The Crown e la condanna dell’apartheid

NEL 1985 MARGARET THATCHER, LA LADY DI FERRO, SI SCONTRO' CON LA REGINA ELISABETTA

di Emma Brumana

La quarta stagione della serie The Crown ha debuttato sulla piattaforma Netflix lo scorso 15 novembre e, attraverso la figura di Margaret Thatcher, ha dipinto il quadro politico nazionale e internazionale della nazione di Sua Maestà durante gli anni Ottanta.

Margaret Thatcher, interpretata da Gillian Anderson, è la protagonista assoluta dell’ottavo episodio intitolato 48 a 1. Lo sceneggiatore Peter Morgan tratteggia l’incontro dei membri del Commonwealth nel 1985 alle Bahamas.

All’ordine del giorno la discussione rispetto alle sanzioni economiche, considerate necessarie per combattere il regime di apartheid, e aprire una fase di trattative con la maggioranza nera del Sudafrica. 48 membri sono favorevoli nel perseguire una linea dura, mentre la Thatcher sostiene che pesanti sanzioni danneggerebbero il commercio britannico. Per questo motivo la Lady di Ferro accetta di firmare l’accordo solo quando la parola “sanzioni” viene cambiata con “segnali”, indebolendone l’efficacia.

Questa scelta è la causa di un acceso scontro tra la regina Elisabetta – interpretata da Olivia Colman – e la Thatcher: la sovrana crede che le sanzioni siano necessarie per combattere la segregazione e per mantenere unito il Commonwealth. La stampa britannica evidenzia il sostegno della regina per le azioni contro il regime dell’apartheid, mettendone in discussione l’apoliticità.

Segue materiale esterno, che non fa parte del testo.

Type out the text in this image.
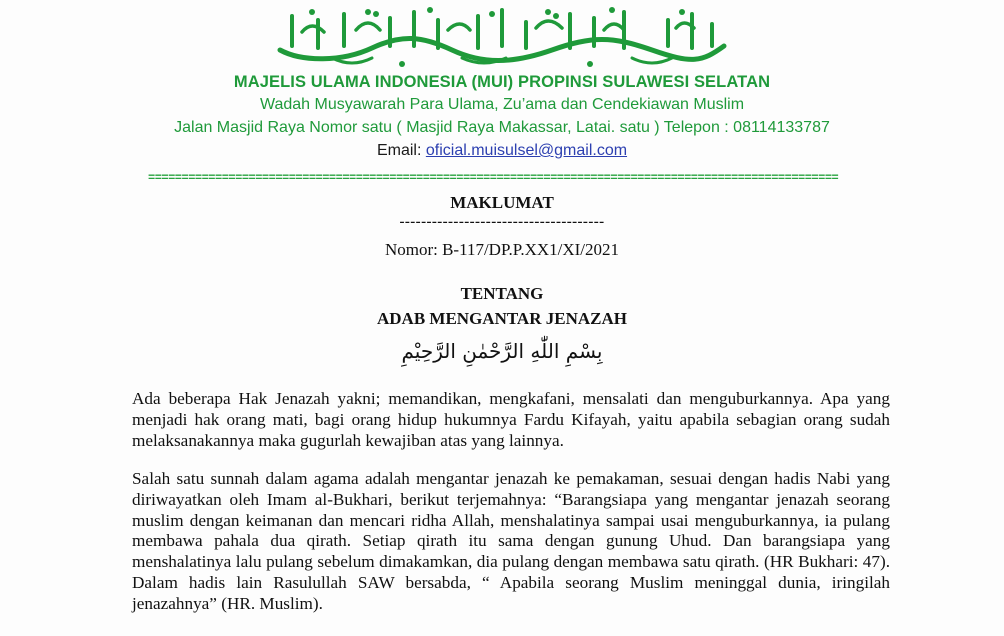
MAJELIS ULAMA INDONESIA (MUI) PROPINSI SULAWESI SELATAN
Wadah Musyawarah Para Ulama, Zu’ama dan Cendekiawan Muslim
Jalan Masjid Raya Nomor satu ( Masjid Raya Makassar, Latai. satu ) Telepon : 08114133787
Email: oficial.muisulsel@gmail.com
=======================================================================================================
MAKLUMAT
--------------------------------------
Nomor: B-117/DP.P.XX1/XI/2021
TENTANG
ADAB MENGANTAR JENAZAH
بِسْمِ اللّٰهِ الرَّحْمٰنِ الرَّحِيْمِ

Ada beberapa Hak Jenazah yakni; memandikan, mengkafani, mensalati dan menguburkannya. Apa yang menjadi hak orang mati, bagi orang hidup hukumnya Fardu Kifayah, yaitu apabila sebagian orang sudah melaksanakannya maka gugurlah kewajiban atas yang lainnya.

Salah satu sunnah dalam agama adalah mengantar jenazah ke pemakaman, sesuai dengan hadis Nabi yang diriwayatkan oleh Imam al-Bukhari, berikut terjemahnya: “Barangsiapa yang mengantar jenazah seorang muslim dengan keimanan dan mencari ridha Allah, menshalatinya sampai usai menguburkannya, ia pulang membawa pahala dua qirath. Setiap qirath itu sama dengan gunung Uhud. Dan barangsiapa yang menshalatinya lalu pulang sebelum dimakamkan, dia pulang dengan membawa satu qirath. (HR Bukhari: 47). Dalam hadis lain Rasulullah SAW bersabda, “ Apabila seorang Muslim meninggal dunia, iringilah jenazahnya” (HR. Muslim).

La fiction ci porta prepotentemente nella storia dell’ultimo ventennio del secolo scorso. In quel periodo il regime segregazionista sudafricano è uno dei temi più dibattuti e controversi a livello internazionale: la segregazione è chiaramente anacronistica ma funzionale all’economia e al commercio.

Dall’altra sponda dell’Atlantico, infatti, il presidente americano Ronald Reagan intreccia una solida partnership con il governo sudafricano, noncurante delle sanzioni internazionali approvate dalle Nazioni Unite. In ogni caso, la voce di denuncia del movimento anti-apartheid non resta inascoltata: nel 1986 il Congresso approva il Comprehensive anti-apartheid act.

È chiaro che i tempi sono maturi e verso lo scadere degli anni Ottanta Gran Bretagna e Stati Uniti intraprendono, in alternativa alle sanzioni, il cosiddetto “constructive engagement” che osteggia il regime di apartheid attraverso il ritiro degli investimenti.

L’isolamento del Sudafrica e del governo dell’oltranzista afrikaner Pieter Botha diventa definitivo con la fine dei due mandati presidenziali di Reagan nel 1989 e le dimissioni della Thatcher nel 1990.

Il cambio generazionale all’interno del National party afrikaner, rappresentato dal nuovo presidente in carica Frederik de Klerk, e la scarcerazione di Nelson Mandela nel 1990, avviano il processo di transizione dal regime segregazionista alla democrazia.

Nel 1994 si assiste alle prime elezioni libere del Sudafrica che vengono vinte dall’African national congress e Nelson Mandela, chiamato dal suo popolo Madiba, diventa il primo presidente nero del Sudafrica.

Tra Madiba ed Elisabetta II nasce un rapporto di rispetto e di amicizia al punto tale che sembra che solo il leader africano sia stato l’unico a chiamare la sovrana per nome.

Lo stesso Nelson Mandela parlerà della mancata efficacia delle sanzioni. In seguito alla sua liberazione gli viene chiesto se un embargo economico da parte dell’intera comunità internazionale avrebbe potuto velocizzare la fine dell’apartheid. Lui risponde: “Oh, senza alcun dubbio”.

L’episodio di The Crown evidenzia la conflittualità tra gli interessi economici dei governi e la moralità delle loro azioni. Questo dualismo è rappresentato nell’acceso dibattito tra Margaret Thatcher ed Elisabetta II. Mentre il primo ministro britannico ritiene che l’economia non possa essere influenzata da questioni sociali, la sovrana considera di primaria importanza la condanna di un sistema iniquo e ingiusto che fa del colore della pelle la possibilità di vivere una vita degna e tutelata dalle istituzioni.